My villa mates were extremely kind and invited me along with them for a car trip to the edge of the world and back. (It was only about 85 km away.) Well, it used to be considered the “edge of the world” back when people didn’t know yet if the earth was round. It’s the most southwestern point of Europe, Cape St. Vincent, where the town of Sagres and a historical fortress mark the point where Prince Henry the Navigator allegedly operated his nautical school and scientific institute. Here is where the great Age of Discovery began, and Portugal did very well because of it, until a few centuries later when a great earthquake made a mess of things.
There are actually two points on the cape, one of them more to the south and one more to the west. Sagres, and the fortress, are at the southern point, and the Portuguese Navy’s St. Vincent lighthouse, the second most powerful in Europe, is at the more western point. We visited the southern point first, and explored the fortress. Go ahead and click on any of the photos to make them larger.
The most southwestern point in Europe, visible from the area near the parking lot of the fortress. You can see the fortress up on the right.
Here is the restored Fortress itself, as seen from the parking area.
The St. Vincent Lighthouse, visible on the other point. This is a magnified view.
Remnants of the compass rose? No one knows for sure what it is.
We explored the whole cliff area behind the fortress as well.
The area between points is clearly popular with surfers! (click on it to zoom in and see them)
There were lots of interesting kinds of vegetation on the cliffs, but these seemed awfully familiar 🙂 – crocuses in November? Nice.
Not all parts of the cliff are completely solid, and you can hear the ocean through the cracks. Have a look at the arrowhead shaped part of this one…
Lots of turbulence!
Selfie with the point in the background. This lighthouse is smaller than the other one. It was a windy day!
All around the cliffs, there were several fisherman dropping their lines down to the water. I shuddered to think of the balancing act required to reel a substantially sized fish in. I photographed several of them. I just finished this the other day. This fellow was pretty much right on the most southwesterly point, and struck me as a great subject for painting. And I also really enjoyed painting all the textures!
Fisherman at the “Edge of the World”. Watercolour on Paper. 15×22″. Artist Lianne Todd
One of the things I found refreshing in Portugal was the general lack of guard rails. It gave you the feeling of being trusted to be sensible. There were warnings about going near the cliff’s edge, but it did not stop these intrepid fishermen who probably do this all the time.

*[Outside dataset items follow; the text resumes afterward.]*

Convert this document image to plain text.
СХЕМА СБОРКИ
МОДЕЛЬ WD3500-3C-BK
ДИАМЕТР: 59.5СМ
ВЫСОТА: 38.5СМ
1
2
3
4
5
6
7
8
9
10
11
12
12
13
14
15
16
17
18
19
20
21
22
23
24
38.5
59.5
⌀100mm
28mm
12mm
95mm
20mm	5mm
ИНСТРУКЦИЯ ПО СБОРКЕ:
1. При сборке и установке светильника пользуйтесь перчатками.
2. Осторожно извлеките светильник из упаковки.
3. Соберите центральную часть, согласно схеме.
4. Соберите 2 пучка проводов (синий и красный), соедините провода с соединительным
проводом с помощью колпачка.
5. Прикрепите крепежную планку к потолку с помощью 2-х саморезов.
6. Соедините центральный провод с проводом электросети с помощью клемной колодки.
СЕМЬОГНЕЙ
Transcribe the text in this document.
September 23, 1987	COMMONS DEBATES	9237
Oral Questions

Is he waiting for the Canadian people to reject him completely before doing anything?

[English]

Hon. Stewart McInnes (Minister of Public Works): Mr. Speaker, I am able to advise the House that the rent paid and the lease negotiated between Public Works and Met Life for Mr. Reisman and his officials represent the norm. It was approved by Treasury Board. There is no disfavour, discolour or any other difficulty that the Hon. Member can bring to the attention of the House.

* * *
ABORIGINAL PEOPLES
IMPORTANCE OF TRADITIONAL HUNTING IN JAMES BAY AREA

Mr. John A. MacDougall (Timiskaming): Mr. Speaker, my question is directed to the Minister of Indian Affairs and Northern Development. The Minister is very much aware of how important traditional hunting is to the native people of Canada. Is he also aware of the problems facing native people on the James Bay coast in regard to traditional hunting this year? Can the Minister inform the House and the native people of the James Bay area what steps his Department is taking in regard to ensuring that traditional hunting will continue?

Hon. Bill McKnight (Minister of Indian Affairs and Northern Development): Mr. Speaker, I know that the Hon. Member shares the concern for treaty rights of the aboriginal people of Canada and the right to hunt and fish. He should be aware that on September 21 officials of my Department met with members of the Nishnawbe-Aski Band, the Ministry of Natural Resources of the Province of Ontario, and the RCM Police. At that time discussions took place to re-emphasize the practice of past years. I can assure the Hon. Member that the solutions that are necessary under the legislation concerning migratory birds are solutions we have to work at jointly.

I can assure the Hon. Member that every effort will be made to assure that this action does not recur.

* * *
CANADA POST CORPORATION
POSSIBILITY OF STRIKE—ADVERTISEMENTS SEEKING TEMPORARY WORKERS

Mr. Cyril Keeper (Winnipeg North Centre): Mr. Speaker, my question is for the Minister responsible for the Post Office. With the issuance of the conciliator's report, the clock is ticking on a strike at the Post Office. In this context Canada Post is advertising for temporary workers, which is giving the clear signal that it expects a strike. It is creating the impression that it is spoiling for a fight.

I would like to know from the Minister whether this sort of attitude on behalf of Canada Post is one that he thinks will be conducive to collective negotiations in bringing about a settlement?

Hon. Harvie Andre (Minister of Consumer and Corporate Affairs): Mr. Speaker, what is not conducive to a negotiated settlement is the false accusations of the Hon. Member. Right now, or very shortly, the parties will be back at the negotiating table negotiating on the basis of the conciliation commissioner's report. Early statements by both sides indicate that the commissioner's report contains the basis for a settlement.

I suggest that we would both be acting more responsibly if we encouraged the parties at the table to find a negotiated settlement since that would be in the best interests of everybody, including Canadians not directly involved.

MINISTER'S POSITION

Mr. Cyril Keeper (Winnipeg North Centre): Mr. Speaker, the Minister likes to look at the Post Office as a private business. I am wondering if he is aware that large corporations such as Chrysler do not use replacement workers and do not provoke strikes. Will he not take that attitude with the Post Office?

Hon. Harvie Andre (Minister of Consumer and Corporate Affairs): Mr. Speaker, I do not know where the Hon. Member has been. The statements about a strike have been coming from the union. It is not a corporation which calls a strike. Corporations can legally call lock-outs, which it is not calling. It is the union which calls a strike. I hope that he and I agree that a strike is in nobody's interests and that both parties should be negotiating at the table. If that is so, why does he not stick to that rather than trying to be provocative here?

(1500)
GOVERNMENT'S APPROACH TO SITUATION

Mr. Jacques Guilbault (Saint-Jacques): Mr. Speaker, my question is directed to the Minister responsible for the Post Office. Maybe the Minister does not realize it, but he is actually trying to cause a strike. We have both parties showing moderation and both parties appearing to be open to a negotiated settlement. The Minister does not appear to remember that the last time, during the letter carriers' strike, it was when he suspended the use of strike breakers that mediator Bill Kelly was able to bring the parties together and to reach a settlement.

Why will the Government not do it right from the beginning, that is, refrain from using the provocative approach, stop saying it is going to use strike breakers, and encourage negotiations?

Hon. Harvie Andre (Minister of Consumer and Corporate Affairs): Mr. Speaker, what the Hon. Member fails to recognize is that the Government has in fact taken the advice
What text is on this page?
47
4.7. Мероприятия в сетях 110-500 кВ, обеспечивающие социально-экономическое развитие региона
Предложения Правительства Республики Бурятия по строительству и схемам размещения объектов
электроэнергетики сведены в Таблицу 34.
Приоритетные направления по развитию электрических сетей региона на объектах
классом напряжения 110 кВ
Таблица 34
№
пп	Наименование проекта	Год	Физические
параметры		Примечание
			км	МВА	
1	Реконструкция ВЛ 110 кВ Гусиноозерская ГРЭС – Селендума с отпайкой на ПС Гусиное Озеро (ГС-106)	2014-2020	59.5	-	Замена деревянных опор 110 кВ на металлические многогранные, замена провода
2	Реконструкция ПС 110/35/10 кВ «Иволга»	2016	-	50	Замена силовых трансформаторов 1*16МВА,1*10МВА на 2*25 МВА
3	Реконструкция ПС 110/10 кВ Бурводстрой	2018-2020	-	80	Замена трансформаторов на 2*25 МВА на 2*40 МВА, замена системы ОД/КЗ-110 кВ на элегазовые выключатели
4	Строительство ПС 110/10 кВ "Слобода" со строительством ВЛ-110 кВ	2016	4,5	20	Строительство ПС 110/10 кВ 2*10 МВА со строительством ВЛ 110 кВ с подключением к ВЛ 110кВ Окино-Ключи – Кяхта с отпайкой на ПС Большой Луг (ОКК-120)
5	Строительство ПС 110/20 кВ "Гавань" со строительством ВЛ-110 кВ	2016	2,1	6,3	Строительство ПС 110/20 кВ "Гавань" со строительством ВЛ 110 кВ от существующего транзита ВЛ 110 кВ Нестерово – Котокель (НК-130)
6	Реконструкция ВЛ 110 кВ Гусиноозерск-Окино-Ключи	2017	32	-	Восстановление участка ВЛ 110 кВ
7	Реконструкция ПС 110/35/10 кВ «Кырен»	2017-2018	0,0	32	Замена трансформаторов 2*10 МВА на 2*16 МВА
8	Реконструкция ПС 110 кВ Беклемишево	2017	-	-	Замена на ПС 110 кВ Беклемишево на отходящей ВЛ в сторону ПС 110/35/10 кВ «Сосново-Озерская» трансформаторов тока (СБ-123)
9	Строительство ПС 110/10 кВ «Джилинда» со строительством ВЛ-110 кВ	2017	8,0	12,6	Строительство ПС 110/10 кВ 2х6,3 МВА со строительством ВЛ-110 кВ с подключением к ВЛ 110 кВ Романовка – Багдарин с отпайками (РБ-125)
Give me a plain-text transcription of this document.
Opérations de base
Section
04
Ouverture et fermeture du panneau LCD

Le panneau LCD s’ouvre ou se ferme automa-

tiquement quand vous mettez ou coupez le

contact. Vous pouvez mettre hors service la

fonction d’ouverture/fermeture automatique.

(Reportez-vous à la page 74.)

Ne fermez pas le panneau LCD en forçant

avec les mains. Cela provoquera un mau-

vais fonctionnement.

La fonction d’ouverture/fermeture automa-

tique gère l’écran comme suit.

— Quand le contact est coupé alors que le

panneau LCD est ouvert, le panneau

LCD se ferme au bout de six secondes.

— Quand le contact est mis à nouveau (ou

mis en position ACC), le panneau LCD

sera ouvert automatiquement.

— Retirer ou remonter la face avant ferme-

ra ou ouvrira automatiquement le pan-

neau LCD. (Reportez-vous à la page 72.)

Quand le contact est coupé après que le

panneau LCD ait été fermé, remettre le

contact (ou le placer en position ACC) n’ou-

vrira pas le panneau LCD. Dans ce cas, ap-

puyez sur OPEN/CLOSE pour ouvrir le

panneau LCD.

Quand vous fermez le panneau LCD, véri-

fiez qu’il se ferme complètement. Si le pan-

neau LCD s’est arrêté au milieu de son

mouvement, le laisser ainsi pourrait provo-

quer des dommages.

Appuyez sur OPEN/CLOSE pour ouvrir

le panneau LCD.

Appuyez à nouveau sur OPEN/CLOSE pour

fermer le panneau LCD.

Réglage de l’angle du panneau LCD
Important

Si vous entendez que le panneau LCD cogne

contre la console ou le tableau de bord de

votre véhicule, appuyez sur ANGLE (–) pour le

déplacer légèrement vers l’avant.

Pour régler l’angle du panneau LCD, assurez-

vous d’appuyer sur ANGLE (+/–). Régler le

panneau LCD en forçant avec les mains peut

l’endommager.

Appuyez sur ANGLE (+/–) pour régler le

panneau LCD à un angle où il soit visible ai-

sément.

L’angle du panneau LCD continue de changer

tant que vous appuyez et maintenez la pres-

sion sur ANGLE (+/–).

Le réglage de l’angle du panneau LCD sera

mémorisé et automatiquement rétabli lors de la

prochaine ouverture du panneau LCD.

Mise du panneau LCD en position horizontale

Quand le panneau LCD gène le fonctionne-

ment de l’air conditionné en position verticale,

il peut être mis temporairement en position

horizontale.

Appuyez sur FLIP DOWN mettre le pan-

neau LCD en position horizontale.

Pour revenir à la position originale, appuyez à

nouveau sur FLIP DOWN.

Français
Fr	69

After we finished our fortress and cliff exploration, we stopped for some lunch in Sagres, at a place called Retiro do Pescador Restaurante. It seemed like a fantastic place to get a fresh fish meal if you knew how to order such a thing, and what you liked. I, being new at ordering a meal based on the fish freshly caught and visible in the fridge by the door, didn’t do that. I ordered the fish soup. It was good, but I kind of wished I had been more brave and more prepared to spend the time and money for a fancier fish meal. Maybe there will be a next time!
We then moved on to the other point at Cape St. Vincent, where the big lighthouse is. Here it is up close:
We did ask if we could see inside, but that was a firm “No”. Would love to see it operating at night, and sit under the stars out here.
Resident Lighthouse Cat. Of course!
We had some delicious ice cream at the lighthouse area. Be sure to have some if you go!
After we left the lighthouse, we decided to go up to a beach on the West coast, recommended in a guide book, called Castelejo. The drive down to it was quite interesting – narrow winding hilly roads on which you didn’t really want to meet any other cars. Turns out, this is a very popular beach with surfers – in fact I think we were almost the only non-surfers there. I was unprepared for the scenery. Very nice indeed – and I’m sure it would be even nicer in the summer!
Call me chicken, but it didn’t look like the safest place to surf!
A different kind of beauty from the beaches of Albufeira.
After having a good look here, we started to head back toward Albufeira. We drove down to Burgau, then along the coast to Luz, then to Lagos. Spent a little while wandering around Lagos.
My favourite building in Lagos, covered in green ceramic tiles.
Then on to Guia (rumoured to be the origin of Piri Piri Chicken) for a wonderful supper at a place called Paladium. Family owned and operated, all were extremely hospitable and the Piri Piri Chicken was great – SO much better than the first time I had it. We really enjoyed ourselves. I would like to take this opportunity thank Richard and Diane, my villa mates, for inviting me on this memorable day trip.